Data directly evaluating predictive significance of PIK3CA mutations in ILC (i.e., whether mutation status predicts differential benefit from a treatment) are limited. One insight comes from a retrospective exploratory analysis of the BIG 1–98 trial, which compared adjuvant letrozole vs. tamoxifen in early breast cancer. Investigators found that postmenopausal women with lobular carcinoma seemed to derive greater benefit from aromatase inhibitor (letrozole) therapy than those with ductal carcinoma27 Additionally, a post - hoc analysis of BIG 1–98 reported that tumors harboring PIK3CA mutations had a better outcome on letrozole compared to tamoxifen, regardless of histologic subtype (Luen et al., 2018). This suggests a possible interaction between PIK3CA status and endocrine therapy effectiveness. Mouabbi et. al. examined real-world outcomes of HR+/HER2– metastatic breast cancer treated with various targeted agents (CDK4/6 inhibitors, everolimus, or alpelisib) and found no difference in benefit between ILC and IDC subtypes (Mouabbi et al., 2022) In that series, the addition of these targeted therapies to endocrine treatment improved progression outcomes similarly in both lobular and ductal cancers, suggesting that ILC responds to PI3K-pathway inhibitors in a manner comparable to IDC. Thus, the current evidence for a predictive role of PIK3CA in guiding therapy specifically for ILC is inconclusive: while targeted pathway inhibitors are effective in PIK3CA-mutant breast cancers generally (as demonstrated by trials like SOLAR-110), there is no clear proof yet that ILC histology modifies this effect.
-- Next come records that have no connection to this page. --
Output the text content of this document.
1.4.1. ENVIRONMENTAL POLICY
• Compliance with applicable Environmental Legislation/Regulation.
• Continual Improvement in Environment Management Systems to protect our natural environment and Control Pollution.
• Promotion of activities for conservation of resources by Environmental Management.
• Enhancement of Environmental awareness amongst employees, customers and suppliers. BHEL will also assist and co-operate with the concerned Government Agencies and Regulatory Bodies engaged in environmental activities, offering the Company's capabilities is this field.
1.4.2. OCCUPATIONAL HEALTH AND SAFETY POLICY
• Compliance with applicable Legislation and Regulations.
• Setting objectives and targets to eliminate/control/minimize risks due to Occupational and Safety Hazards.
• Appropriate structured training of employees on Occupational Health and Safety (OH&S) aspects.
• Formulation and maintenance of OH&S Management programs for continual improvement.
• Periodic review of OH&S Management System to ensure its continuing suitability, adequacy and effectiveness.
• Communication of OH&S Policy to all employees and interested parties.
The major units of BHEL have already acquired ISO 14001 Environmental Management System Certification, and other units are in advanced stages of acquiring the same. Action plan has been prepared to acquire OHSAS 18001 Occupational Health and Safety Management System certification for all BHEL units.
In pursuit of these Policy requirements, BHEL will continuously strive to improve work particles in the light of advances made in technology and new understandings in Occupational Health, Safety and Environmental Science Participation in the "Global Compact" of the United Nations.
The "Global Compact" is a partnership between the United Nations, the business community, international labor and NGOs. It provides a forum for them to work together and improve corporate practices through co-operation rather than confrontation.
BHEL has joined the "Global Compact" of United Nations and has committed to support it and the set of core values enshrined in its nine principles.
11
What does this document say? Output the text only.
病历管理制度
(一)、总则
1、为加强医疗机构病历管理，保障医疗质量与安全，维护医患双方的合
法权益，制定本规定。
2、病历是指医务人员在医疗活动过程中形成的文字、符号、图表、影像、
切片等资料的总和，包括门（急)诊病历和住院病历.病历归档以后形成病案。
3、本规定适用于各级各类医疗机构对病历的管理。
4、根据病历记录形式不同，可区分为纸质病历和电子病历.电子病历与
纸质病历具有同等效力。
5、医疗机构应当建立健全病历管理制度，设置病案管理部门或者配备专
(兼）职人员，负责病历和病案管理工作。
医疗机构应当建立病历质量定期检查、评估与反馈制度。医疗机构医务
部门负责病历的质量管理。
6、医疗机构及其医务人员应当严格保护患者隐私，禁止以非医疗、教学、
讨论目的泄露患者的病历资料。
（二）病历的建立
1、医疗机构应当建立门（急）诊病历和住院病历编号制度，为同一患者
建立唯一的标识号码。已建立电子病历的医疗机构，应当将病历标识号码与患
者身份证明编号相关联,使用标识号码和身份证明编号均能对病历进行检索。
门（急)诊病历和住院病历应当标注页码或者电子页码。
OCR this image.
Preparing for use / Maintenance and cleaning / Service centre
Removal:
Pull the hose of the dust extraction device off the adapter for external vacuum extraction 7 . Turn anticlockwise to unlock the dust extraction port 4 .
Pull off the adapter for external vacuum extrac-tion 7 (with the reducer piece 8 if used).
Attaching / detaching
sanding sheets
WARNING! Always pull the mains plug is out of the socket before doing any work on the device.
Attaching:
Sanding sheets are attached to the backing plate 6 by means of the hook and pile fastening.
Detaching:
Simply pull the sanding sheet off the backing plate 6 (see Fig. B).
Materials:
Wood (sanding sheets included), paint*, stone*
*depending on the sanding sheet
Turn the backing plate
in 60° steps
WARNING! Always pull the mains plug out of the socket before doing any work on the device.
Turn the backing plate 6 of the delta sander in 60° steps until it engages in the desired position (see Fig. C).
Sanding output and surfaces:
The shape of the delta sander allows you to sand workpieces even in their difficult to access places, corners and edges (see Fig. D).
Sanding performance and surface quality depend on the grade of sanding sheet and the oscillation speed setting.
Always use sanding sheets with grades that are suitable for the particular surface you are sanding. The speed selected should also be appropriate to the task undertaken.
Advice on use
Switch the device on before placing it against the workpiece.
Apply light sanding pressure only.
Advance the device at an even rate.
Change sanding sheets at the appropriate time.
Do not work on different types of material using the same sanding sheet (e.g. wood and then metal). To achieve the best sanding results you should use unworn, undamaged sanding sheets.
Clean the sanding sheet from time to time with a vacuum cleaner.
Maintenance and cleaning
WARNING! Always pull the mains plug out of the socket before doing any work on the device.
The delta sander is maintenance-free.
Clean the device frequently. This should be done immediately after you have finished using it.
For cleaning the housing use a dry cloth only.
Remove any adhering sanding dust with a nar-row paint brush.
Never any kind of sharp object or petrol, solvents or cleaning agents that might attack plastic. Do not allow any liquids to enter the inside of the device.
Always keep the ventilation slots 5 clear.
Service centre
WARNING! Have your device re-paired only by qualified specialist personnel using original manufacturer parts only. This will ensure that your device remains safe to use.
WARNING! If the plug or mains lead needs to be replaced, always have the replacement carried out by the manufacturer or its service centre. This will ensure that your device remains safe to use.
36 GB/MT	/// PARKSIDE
Given these considerations, we set out to review comprehensively the role of PIK3CA mutations in lobular breast cancer. The goals of this review are: (1) to precisely estimate the prevalence of PIK3CA mutations in ILC by integrating data from the literature, (2) to determine whether ILC differs from IDC in the frequency of PIK3CA mutations, (3) to assess any evidence that PIK3CA mutations impact the prognosis of ILC patients, and (4) to evaluate whether PIK3CA mutations predict response (or lack of response) to specific therapies in ILC. By addressing these questions, we aim to clarify the significance of this common mutation in lobular breast cancer and guide future research and management in the era of precision oncology.